We have no idea how much spike protein is produced by each modRNA transfection or even which spike protein (variant specific) is being produced with each booster. We do know that the modRNA LNPs are not broken down cleared from the body within a few days, do not stay at the injection site or even within the lymphatic system and that the spike proteins and their fragments can leave the lymphatic system and circulate throughout the body for months from a plethora of recent serological research. See (Part 1), (Part 2) and (Part 3) of Spike Protein an modRNA Detected in Vaccinated Blood Well After A Few Days for the relevant literature. There are 20 studies summarized in those 3 posts.
So once you discard those fraudulent official claims that were based on preclinical pharmacokinetic experiments on rodents you are left unable to give informed consent for each successive booster dose. The COMIRNATY package insert tells you how much modRNA is each dose (30 ug) and what spike protein it is supposedly encoded for (e.g. KP.2), but doesn’t disclose how much spike protein is produced with each dose. The only thing the package insert tells us in regards to the dose is that it is a 30ug modRNA transfection.

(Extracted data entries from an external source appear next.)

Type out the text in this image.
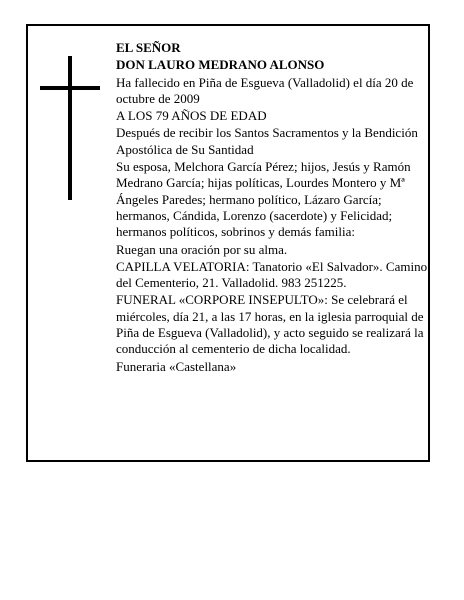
EL SEÑOR
DON LAURO MEDRANO ALONSO
Ha fallecido en Piña de Esgueva (Valladolid) el día 20 de octubre de 2009
A LOS 79 AÑOS DE EDAD
Después de recibir los Santos Sacramentos y la Bendición Apostólica de Su Santidad
Su esposa, Melchora García Pérez; hijos, Jesús y Ramón Medrano García; hijas políticas, Lourdes Montero y Mª Ángeles Paredes; hermano político, Lázaro García; hermanos, Cándida, Lorenzo (sacerdote) y Felicidad; hermanos políticos, sobrinos y demás familia:
Ruegan una oración por su alma.
CAPILLA VELATORIA: Tanatorio «El Salvador». Camino del Cementerio, 21. Valladolid. 983 251225.
FUNERAL «CORPORE INSEPULTO»: Se celebrará el miércoles, día 21, a las 17 horas, en la iglesia parroquial de Piña de Esgueva (Valladolid), y acto seguido se realizará la conducción al cementerio de dicha localidad.
Funeraria «Castellana»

Each 0.3 mL dose of COMIRNATY (2024-2025 Formula) is formulated to contain 30 mcg of anucleoside-modified messenger RNA (modRNA) encoding the viral spike (S) glycoprotein of SARS-CoV-2 Omicron variant lineage KP.2
The nucleoside-modified mRNA in COMIRNATY is formulated in lipid particles, which enable delivery of the mRNA into host cells to allow expression of the SARS-CoV-2 S antigen. The vaccine elicits an immune response to the S antigen, which protects against COVID-19.
Even the part about encoding for the spike protein of KP.2 is semi-false. As I referenced in previous answers, the booster doses have continued to elicit an overwhelming Wuhan-HU-1 IgG antibody response to the wildtype variant, no longer in circulation, that dwarfs the subvariant specific antibody response creating a problem known as immune imprinting.
I summarized several serological studies evidencing immune imprinting in my answer here
Including for last years XBB1.5 booster: Persistent immune imprinting occurs after vaccination with the COVID-19 XBB.1.5 mRNA booster in humans
There is also the little known but documented problem of N1-Methyl Psuedouridine causing the host cells ribosomes to frame shift the codons in the sequence by skipping the substituted nucleotide and synthesize an off-target protein that is not the spike protein. I briefly discussed the research that uncovered this problem in a prior answer from last year.
And as I mentioned in a follow up post can potentially result in prion sequences from one base shift in the spike sequence. Considering the ancestral variant had a prion like domain wouldn’t be unfathomable.
So to answer this question briefly, we not only don’t know the quantity of spike protein produced, or how much of which spike protein is produced following transfection, we also don’t know how many off-target proteins are produce and what potential affects they might have on the recipient down the road.
This is really a shot in the dark, which is unprecedented considering traditional live attenuated and inactivate antigen immunizations tell us how much of the antigen we get. For instance, the package insert for TENIVAC, an immunization against the bacteria strains that cause tetanus and diphtheria tells us it consists of a 50 microgram dose suspension tetanus and diphtheria toxoids (inactivated toxins) adsorbed on aluminum phosphate. The amount of antigen here is a known quantity:
Each 0.5 mL dose of TENIVAC contains the following active ingredients:Tetanus Toxoid 5 LfDiphtheria Toxoid 2 Lf
So 2 to 5 flocculation units per dose for each respective antigen. So even if you don’t like it you know how much of the antigen you are getting.
If you want another example: the package insert for FLUZONE, the annual influenza shot, tells us the quantity of antigens administered in a neat little chart as does the package insert for the MMR2 vaccine administered to babies.
After reconstitution, each approximately 0.5 mL dose contains not less than 3.0 log 10 TCID 50 (tissue culture infectious doses) of measles virus; 4.1 log 10 TCID 50 of mumps virus; and 3.0 log 10 TCID 50 of rubella virus.
The antigens in each dose of these traditional vaccines are known quantities; this is SOP until we get to the novel modRNA transfections where we don’t know the quantity of antigen being produced or where the instructions to produce it are being distributed within any given recipient or how long either the instructions or the antigen remain in circulation. We have a range of values for the latter based on serological research conducted years after the modRNA transfections were released and we have the standard lie that its broken down and discarded from the body within a few days, but we do not have anything approaching informed consent when we are expected to produce an unknown quantity of spike protein for an undetermined period of time.